The frequently detected fish species here are also species that are commonly observed in Japan, and the zoo uses waters from a natural lake and rivers. Therefore, the fish sequences might have been derived from water under natural conditions. Detection of many human sequences was not surprising considering that visitors to the zoo and staff members, who are potential sources of human sequences, are almost always near the cages. It is also be possible that contaminations of human and fish DNA happened under the laboratory conditions (Table S4), because in our lab fish DNAs were routinely processed and humans were often working (i.e., carry-over contaminations). Specifically, ocean fish sequences were detected from zoo samples despite the efforts for decontamination, and these contaminants are likely due to previous work in the same lab. The sequences of these obvious non-target taxa (i.e., humans, fish, and potential non-target carry-over contaminations) may be excluded from further statistical analyses25 if one may be interested in ecological interpretations of the results.

Lastly, in order to test the usefulness of MiBird primers under a natural field condition, we performed a metabarcoding study using a water sample from a pond adjacent to the Natural History Museum and Institute, Chiba (Funada-ike Pond). As a result of MiSeq sequencing, 14,873 reads of avian species were generated from three water samples, and five avian species (common shoveler [Anas clypeata], 883 reads; falcated teal, 3,246 reads; common moorhen, 9,260 reads; light-vented bulbul [Pycnonotus sinensis], 745 reads; and common shelduck, 739 reads) were detected. As a systematic monitoring of the bird community (e.g., frequent visual observation) has not been performed in the study site, rigorous validation of the metabarcoding study was not possible. Some avian species detected, i.e., light-vented bulbuls, common shelducks and falcated teals, are rare, or not reported, in this region, suggesting that these species were misidentified. These possible misidentifications are likely to be attributable to a lack of reference sequences and/or insufficient inter-species differences in the amplified DNA region (i.e., partial 12 S mitochondrial region) (see also ref.14). Light-vented bulbuls, common shelducks and falcated teals are relatives of brown-eared bulbuls (Hypsipetes amaurotis), common pochards (Aythya ferina) and Eurasian wigeons (Anas penelope), respectively, and these relatives are indeed common inhabitants in the sampling region. Together, these results suggest that MiBird primers were capable of detecting bird species under a field condition, but at the same time, improvements of reference sequence databases, further validations of MiBird primers, and careful interpretations are necessary.

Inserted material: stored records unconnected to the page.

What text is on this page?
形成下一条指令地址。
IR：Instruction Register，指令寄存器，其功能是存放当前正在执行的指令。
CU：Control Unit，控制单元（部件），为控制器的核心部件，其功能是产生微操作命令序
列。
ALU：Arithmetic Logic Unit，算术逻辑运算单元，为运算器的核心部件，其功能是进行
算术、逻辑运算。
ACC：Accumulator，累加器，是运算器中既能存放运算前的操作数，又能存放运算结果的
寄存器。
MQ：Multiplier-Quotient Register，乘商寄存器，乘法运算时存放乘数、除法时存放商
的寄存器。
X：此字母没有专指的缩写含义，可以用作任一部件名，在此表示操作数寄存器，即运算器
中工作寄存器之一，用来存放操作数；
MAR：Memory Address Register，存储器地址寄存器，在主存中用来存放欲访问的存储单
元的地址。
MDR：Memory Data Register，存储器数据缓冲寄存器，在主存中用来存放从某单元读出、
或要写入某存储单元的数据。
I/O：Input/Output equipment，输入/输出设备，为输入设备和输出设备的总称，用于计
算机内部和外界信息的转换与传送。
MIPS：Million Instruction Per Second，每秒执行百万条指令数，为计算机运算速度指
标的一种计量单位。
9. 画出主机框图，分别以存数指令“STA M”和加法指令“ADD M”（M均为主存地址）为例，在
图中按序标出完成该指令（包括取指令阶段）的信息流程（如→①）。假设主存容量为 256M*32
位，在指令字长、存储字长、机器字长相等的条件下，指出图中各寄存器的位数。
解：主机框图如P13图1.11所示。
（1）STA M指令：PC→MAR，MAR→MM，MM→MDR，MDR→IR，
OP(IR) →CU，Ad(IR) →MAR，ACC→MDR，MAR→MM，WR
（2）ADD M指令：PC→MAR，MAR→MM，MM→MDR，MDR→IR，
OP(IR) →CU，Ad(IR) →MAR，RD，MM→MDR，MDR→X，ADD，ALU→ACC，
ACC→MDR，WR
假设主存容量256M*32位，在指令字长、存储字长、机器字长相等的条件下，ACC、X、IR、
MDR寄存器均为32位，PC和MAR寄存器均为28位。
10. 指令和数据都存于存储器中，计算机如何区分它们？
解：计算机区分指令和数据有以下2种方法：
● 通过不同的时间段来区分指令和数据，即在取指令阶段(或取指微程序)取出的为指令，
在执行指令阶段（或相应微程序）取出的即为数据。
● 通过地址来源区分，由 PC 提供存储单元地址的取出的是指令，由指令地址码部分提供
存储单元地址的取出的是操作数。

A proof-of-concept that eDNA metabarcoding can potentially detect avian species has been already demonstrated in previous studies22,23,24,25, and in the present study we explicitly demonstrated the potential and usefulness of avian eDNA metabarcoding using our new primer set and MiSeq platform. Describing and monitoring the diversity of bird species, as well as other animals, is one of the critical steps in ecosystem conservation and management, but it can be laborious, costly and incomplete if one relies on a few traditional survey methods. The eDNA metabarcoding approach presented here is non-invasive and efficient. Moreover, as information of non-target organisms (e.g., invertebrates and microbes in our case) is also encoded in eDNA, analyzing eDNA of organisms from multiple taxa might be useful for studying co-occurrence patterns and even potential interactions among organisms (e.g., bird-insect interactions). In conclusion, we propose that the eDNA metabarcoding approach can serve as an efficient alternative for taking a snapshot of bird diversity and could potentially contribute to effective ecosystem conservation and management.